İşte en çokta zoruma giden bu. Ben gittim kalan sahalar sizindir. Ne haliniz varsa görün değildir de nedir bu. Yıllarca Kapalıyı kimi beğenir kimi beğenmez sen yönetmişsin. Balkona 5-10 adam koyup gitmek yakışmadı tayfaya. Süleyman abi, Yılmaz Başkan iyidir hoştur ama bu iş 5-10 kişiyle olmaz. Ellerinden birşey gelmez. Öyle bir organizasyon yaparsın ki bu siteden bile birçok kişi taşın altına elini koyacaktır eminim, belki her balkona mevcutta kapalıda olan ve kapalının bu halde olmasını içine sindiremeyen 3 erli 5 erli grupları koyarsın. Belki başka bir organizasyon yaparsın ama Kapalıyı bu halde sudan çıkmış balık gibi bırakmazsın. Onlarında haklı olduğu birçok konu var tabii. Öncelikle geçen sene buradan çok giydiren vardı "Tayfa şöyle Tayfa böyle, şunu yapsınlar bunu yapsınlar" şeklinde. Şu an o arkadaşlar ne düşünüyor gerçekten merak ediyorum.

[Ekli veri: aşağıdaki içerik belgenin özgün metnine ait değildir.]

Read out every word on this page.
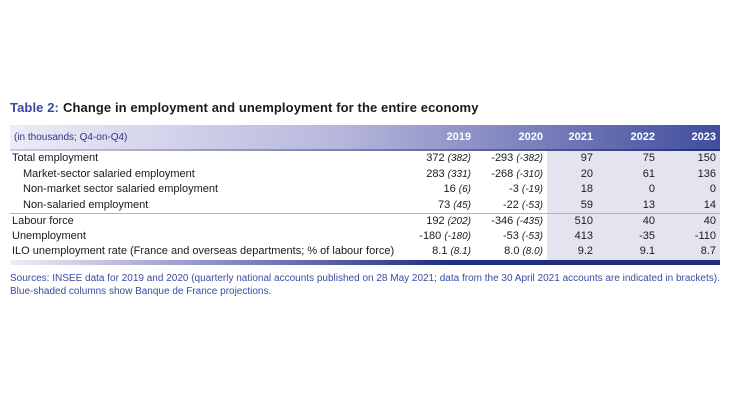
Table 2: Change in employment and unemployment for the entire economy
(in thousands; Q4-on-Q4)	2019	2020	2021	2022	2023
Total employment	372 (382)	-293 (-382)	97	75	150
Market-sector salaried employment	283 (331)	-268 (-310)	20	61	136
Non-market sector salaried employment	16 (6)	-3 (-19)	18	0	0
Non-salaried employment	73 (45)	-22 (-53)	59	13	14
Labour force	192 (202)	-346 (-435)	510	40	40
Unemployment	-180 (-180)	-53 (-53)	413	-35	-110
ILO unemployment rate (France and overseas departments; % of labour force)	8.1 (8.1)	8.0 (8.0)	9.2	9.1	8.7
Sources: INSEE data for 2019 and 2020 (quarterly national accounts published on 28 May 2021; data from the 30 April 2021 accounts are indicated in brackets). Blue-shaded columns show Banque de France projections.
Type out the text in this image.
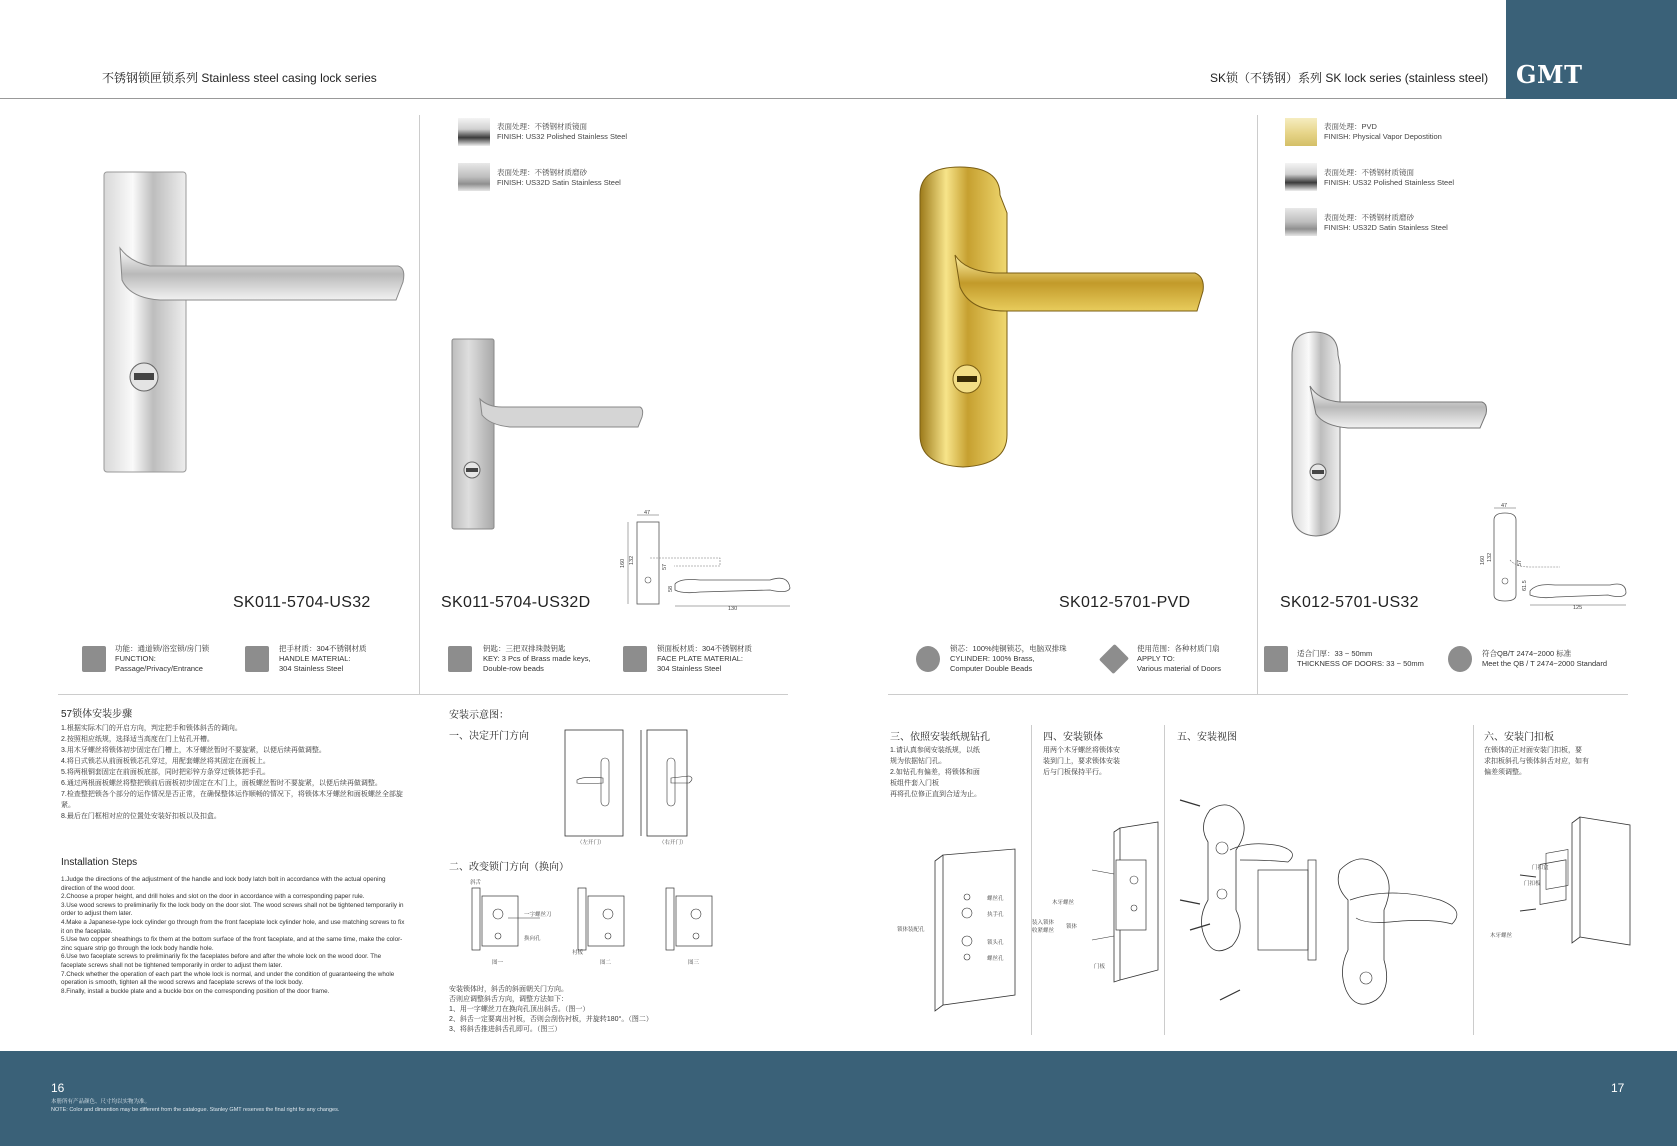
不锈钢锁匣锁系列 Stainless steel casing lock series	SK锁（不锈钢）系列 SK lock series (stainless steel) GMT
SK011-5704-US32
表面处理：不锈钢材质镜面
FINISH: US32 Polished Stainless Steel
表面处理：不锈钢材质磨砂
FINISH: US32D Satin Stainless Steel
SK011-5704-US32D
47
160 132
57
58
130	SK012-5701-PVD
表面处理：PVD
FINISH: Physical Vapor Depostition
表面处理：不锈钢材质镜面
FINISH: US32 Polished Stainless Steel
表面处理：不锈钢材质磨砂
FINISH: US32D Satin Stainless Steel
SK012-5701-US32
47
160 132
57
61.5
125
功能：通道锁/浴室锁/房门锁
FUNCTION:
Passage/Privacy/Entrance
把手材质：304不锈钢材质
HANDLE MATERIAL:
304 Stainless Steel
钥匙：三把双排珠鼓钥匙
KEY: 3 Pcs of Brass made keys,
Double-row beads
锁面板材质：304不锈钢材质
FACE PLATE MATERIAL:
304 Stainless Steel
锁芯：100%纯铜锁芯，电脑双排珠
CYLINDER: 100% Brass,
Computer Double Beads
使用范围：各种材质门扇
APPLY TO:
Various material of Doors
适合门厚：33 ~ 50mm
THICKNESS OF DOORS: 33 ~ 50mm
符合QB/T 2474~2000 标准
Meet the QB / T 2474~2000 Standard
57锁体安装步骤
1.根据实际木门的开启方向，判定把手和锁体斜舌的调向。
2.按照相应纸规，选择适当高度在门上钻孔开槽。
3.用木牙螺丝将锁体初步固定在门槽上，木牙螺丝暂时不要旋紧，以便后续再做调整。
4.将日式锁芯从前面板锁芯孔穿过，用配套螺丝将其固定在面板上。
5.将两根铜套固定在前面板底部，同时把彩锌方条穿过锁体把手孔。
6.通过两根面板螺丝将整把锁前后面板初步固定在木门上，面板螺丝暂时不要旋紧，以便后续再做调整。
7.检查整把锁各个部分的运作情况是否正常，在确保整体运作顺畅的情况下，将锁体木牙螺丝和面板螺丝全部旋紧。
8.最后在门框相对应的位置处安装好扣板以及扣盒。
Installation Steps
1.Judge the directions of the adjustment of the handle and lock body latch bolt in accordance with the actual opening direction of the wood door.
2.Choose a proper height, and drill holes and slot on the door in accordance with a corresponding paper rule.
3.Use wood screws to preliminarily fix the lock body on the door slot. The wood screws shall not be tightened temporarily in order to adjust them later.
4.Make a Japanese-type lock cylinder go through from the front faceplate lock cylinder hole, and use matching screws to fix it on the faceplate.
5.Use two copper sheathings to fix them at the bottom surface of the front faceplate, and at the same time, make the color-zinc square strip go through the lock body handle hole.
6.Use two faceplate screws to preliminarily fix the faceplates before and after the whole lock on the wood door. The faceplate screws shall not be tightened temporarily in order to adjust them later.
7.Check whether the operation of each part the whole lock is normal, and under the condition of guaranteeing the whole operation is smooth, tighten all the wood screws and faceplate screws of the lock body.
8.Finally, install a buckle plate and a buckle box on the corresponding position of the door frame.
安装示意图：
一、决定开门方向
（左开门）	（右开门）
二、改变锁门方向（换向）
斜舌
一字螺丝刀
换向孔
图一
衬板
图二	图三
安装锁体时，斜舌的斜面朝关门方向。
否则应调整斜舌方向，调整方法如下：
1、用一字螺丝刀在换向孔顶出斜舌。（图一）
2、斜舌一定要离出衬板，否则会刮伤衬板，并旋转180°。（图二）
3、将斜舌推进斜舌孔即可。（图三）
三、依照安装纸规钻孔
1.请认真参阅安装纸规，以纸
规为依据钻门孔。
2.如钻孔有偏差，将锁体和面
板组件套入门板
再将孔位修正直到合适为止。
螺丝孔
执手孔
锁头孔
螺丝孔
锁体装配孔
四、安装锁体
用两个木牙螺丝将锁体安
装到门上，要求锁体安装
后与门板保持平行。
木牙螺丝
装入锁体
收紧螺丝
锁体
门板
五、安装视图	六、安装门扣板
在锁体的正对面安装门扣板，要
求扣板斜孔与锁体斜舌对应，如有
偏差须调整。
门扣盒
门扣板
木牙螺丝
16	17
本册所有产品颜色、尺寸均以实物为准。
NOTE: Color and dimention may be different from the catalogue. Stanley GMT reserves the final right for any changes.
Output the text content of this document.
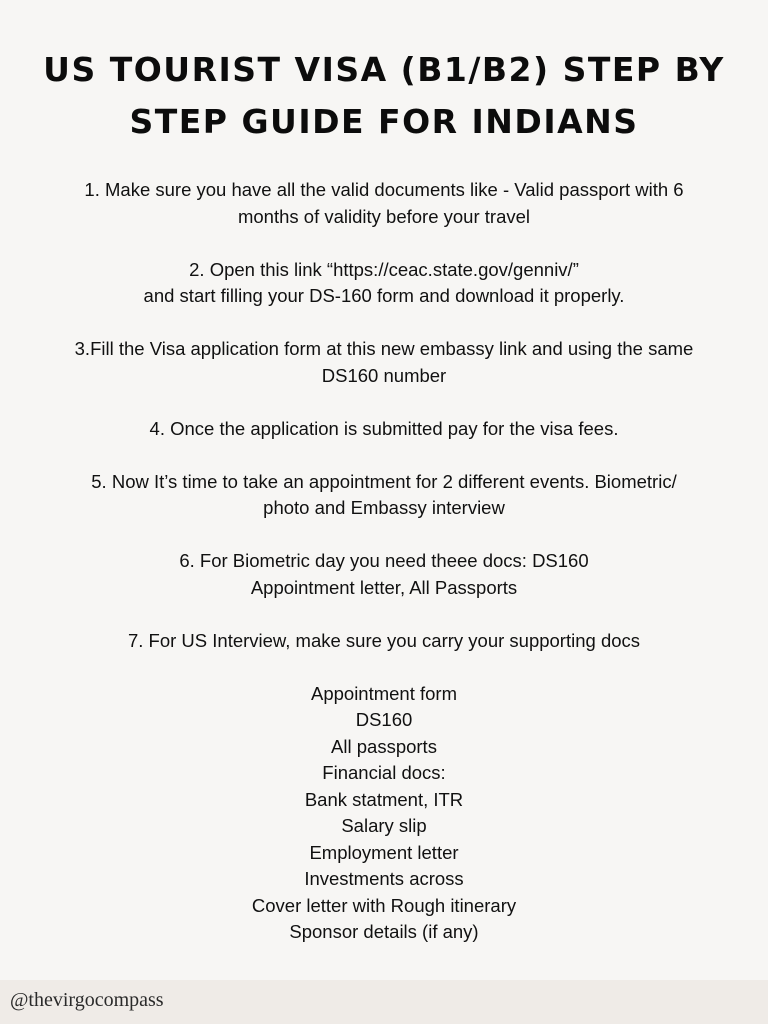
US TOURIST VISA (B1/B2) STEP BY
STEP GUIDE FOR INDIANS
1. Make sure you have all the valid documents like - Valid passport with 6
months of validity before your travel
2. Open this link “https://ceac.state.gov/genniv/”
and start filling your DS-160 form and download it properly.
3.Fill the Visa application form at this new embassy link and using the same
DS160 number
4. Once the application is submitted pay for the visa fees.
5. Now It’s time to take an appointment for 2 different events. Biometric/
photo and Embassy interview
6. For Biometric day you need theee docs: DS160
Appointment letter, All Passports
7. For US Interview, make sure you carry your supporting docs
Appointment form
DS160
All passports
Financial docs:
Bank statment, ITR
Salary slip
Employment letter
Investments across
Cover letter with Rough itinerary
Sponsor details (if any)
@thevirgocompass
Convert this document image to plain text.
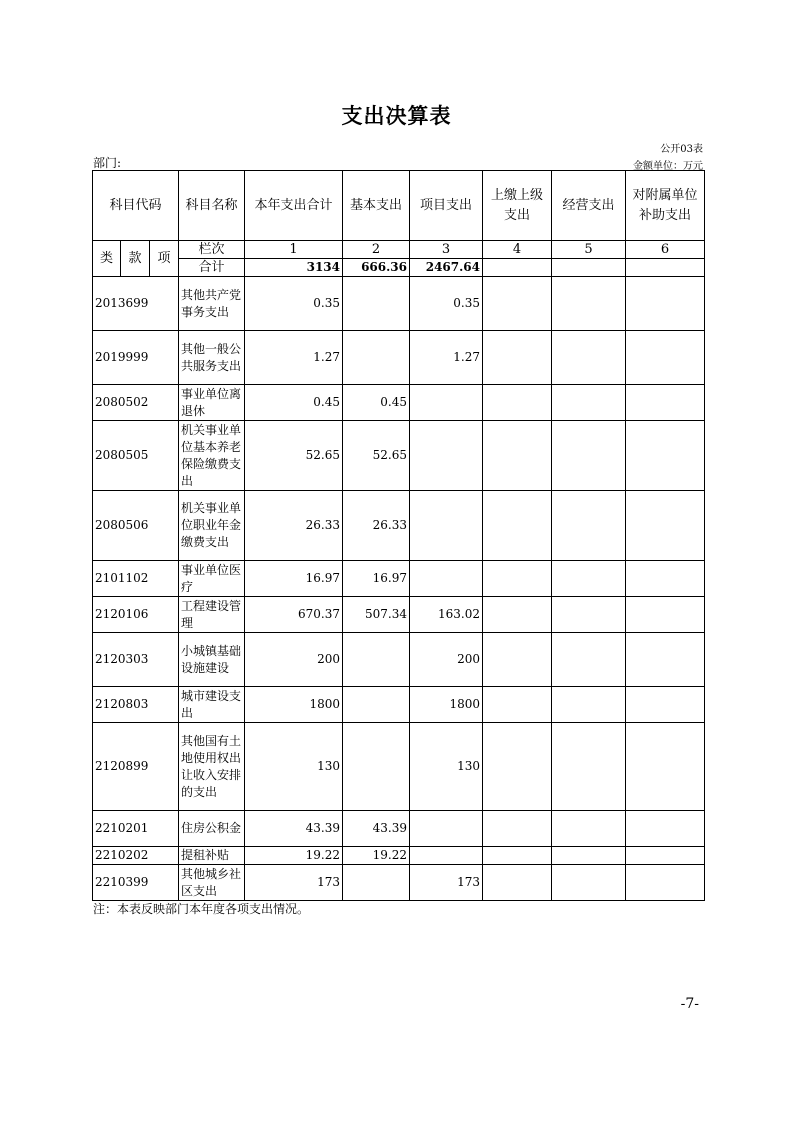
支出决算表
公开03表
部门:	金额单位：万元
科目代码			科目名称	本年支出合计	基本支出	项目支出	上缴上级支出	经营支出	对附属单位补助支出
类	款	项	栏次	1	2	3	4	5	6
			合计	3134	666.36	2467.64			
2013699			其他共产党事务支出	0.35		0.35			
2019999			其他一般公共服务支出	1.27		1.27			
2080502			事业单位离退休	0.45	0.45				
2080505			机关事业单位基本养老保险缴费支出	52.65	52.65				
2080506			机关事业单位职业年金缴费支出	26.33	26.33				
2101102			事业单位医疗	16.97	16.97				
2120106			工程建设管理	670.37	507.34	163.02			
2120303			小城镇基础设施建设	200		200			
2120803			城市建设支出	1800		1800			
2120899			其他国有土地使用权出让收入安排的支出	130		130			
2210201			住房公积金	43.39	43.39				
2210202			提租补贴	19.22	19.22				
2210399			其他城乡社区支出	173		173			
注：本表反映部门本年度各项支出情况。
-7-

Sonuç ortada; bu böyle gitmez. Ama Kapalı öldü demekte doğru olmaz. Organize olunur bir şekilde belki bir bildiri yayınlanır ve herkese Kapalıda olduğu gayet güzel anlatımlı kalp kırmadan hatırlatılır. Biz şu an Kapalıya 5 arkadaş falan geliyoruz. Ama çevremizdekilerle birlikte 20-25 kişi sayılırız. Bunu herkese kibar davranarak, bilinçlendirerek, futbolcuya küfür ettirmeyerek sağladık. Ama herşeyden önce saygı. Taraftara saygı, takıma yönetime karşı saygı, en önemlisi çevrendekine kendine saygı.

He bize bir görev düşer sonuna kadar varım, sesim kısılana kadar, son kuruşuma kadar...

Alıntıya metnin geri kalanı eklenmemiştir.